Cybernet iOne-H5 widescreen multi-touch

You know that when a technology becomes ubiquitous at the Consumer Electronics Show, it has hit the mainstream. All-in-one PCs, normally a form factor popular in the B2B market in the last decade, are now even making their way into consumers’ hands. And that is good news for everyone: manufacturers, businesses, and consumers.

A few statistics address the trend. The NPD Group estimated that 34% of the PCs sold in July 2011 were all-in-one PCs. IDC projected that nearly 16% of commercial PC purchases will be all-in-ones by the end of 2012. PC World stated that in 2011, all-in-one PCs transitioned from a novelty to a strong product category, exhibiting powerful performance in a compact form.

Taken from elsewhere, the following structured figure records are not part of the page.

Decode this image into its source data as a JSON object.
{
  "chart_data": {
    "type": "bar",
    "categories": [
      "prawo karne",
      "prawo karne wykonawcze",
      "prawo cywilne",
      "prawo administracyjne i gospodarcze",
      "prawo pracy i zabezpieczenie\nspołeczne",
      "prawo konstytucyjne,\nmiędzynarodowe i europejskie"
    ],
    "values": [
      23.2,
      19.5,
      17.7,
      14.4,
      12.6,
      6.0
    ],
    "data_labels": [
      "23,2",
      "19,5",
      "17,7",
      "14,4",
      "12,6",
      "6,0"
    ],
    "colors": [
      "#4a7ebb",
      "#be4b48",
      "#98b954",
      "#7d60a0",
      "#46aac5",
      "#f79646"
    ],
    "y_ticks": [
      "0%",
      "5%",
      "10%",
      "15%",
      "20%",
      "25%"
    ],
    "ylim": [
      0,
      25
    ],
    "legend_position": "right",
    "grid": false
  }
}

During 2011, the big PC manufacturers introduced some new all-in-one PC designs that can be used by business and consumers: Apple released one, HP released two, and Dell released one. Of course, they have a lot of catching up to do in order to compare with Cybernet, because we released 5 new all-in-one LCD PCs and one keyboard PC, for a total of 6 in 2011. Our primary business is all-in-one PCs, however, so that is to be expected. Our PCs are mainly used for B2B purposes, and a growing number of them are for specialized markets such as health care, who have a very specific set of requirements.

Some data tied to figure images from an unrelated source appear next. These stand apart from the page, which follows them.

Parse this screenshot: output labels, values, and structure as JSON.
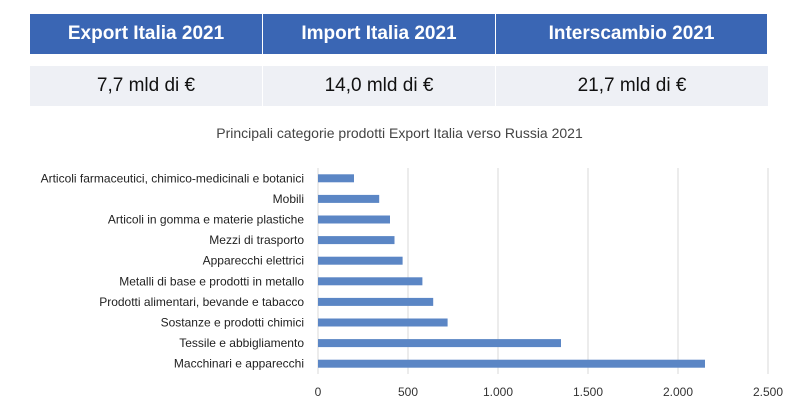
{
  "kpis": {
    "headers": [
      "Export Italia 2021",
      "Import Italia 2021",
      "Interscambio 2021"
    ],
    "values": [
      "7,7 mld di €",
      "14,0 mld di €",
      "21,7 mld di €"
    ]
  },
  "colors": {
    "header_bg": "#3a66b4",
    "value_bg": "#eef0f5",
    "bar": "#5b86c5",
    "grid": "#d9d9d9"
  },
  "chart_data": {
    "type": "bar",
    "orientation": "horizontal",
    "title": "Principali categorie prodotti Export Italia verso Russia 2021",
    "categories": [
      "Articoli farmaceutici, chimico-medicinali e botanici",
      "Mobili",
      "Articoli in gomma e materie plastiche",
      "Mezzi di trasporto",
      "Apparecchi elettrici",
      "Metalli di base e prodotti in metallo",
      "Prodotti alimentari, bevande e tabacco",
      "Sostanze e prodotti chimici",
      "Tessile e  abbigliamento",
      "Macchinari e apparecchi"
    ],
    "values": [
      200,
      340,
      400,
      425,
      470,
      580,
      640,
      720,
      1350,
      2150
    ],
    "xlim": [
      0,
      2500
    ],
    "xticks": [
      0,
      500,
      1000,
      1500,
      2000,
      2500
    ],
    "xtick_labels": [
      "0",
      "500",
      "1.000",
      "1.500",
      "2.000",
      "2.500"
    ],
    "grid": true,
    "legend": "none"
  }
}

All-in-one PCs are also evolving in terms of features. Most of the new all-in-one computers are widescreen models, which are great for multitasking. Many have touch screen capability (single or multi-touch). The processors and graphics capabilities available in all-in-ones are comparable to what you’d find in a standard PC tower configuration. These trends all beg the question: why NOT an all-in-one PC? Indeed, the market has answered.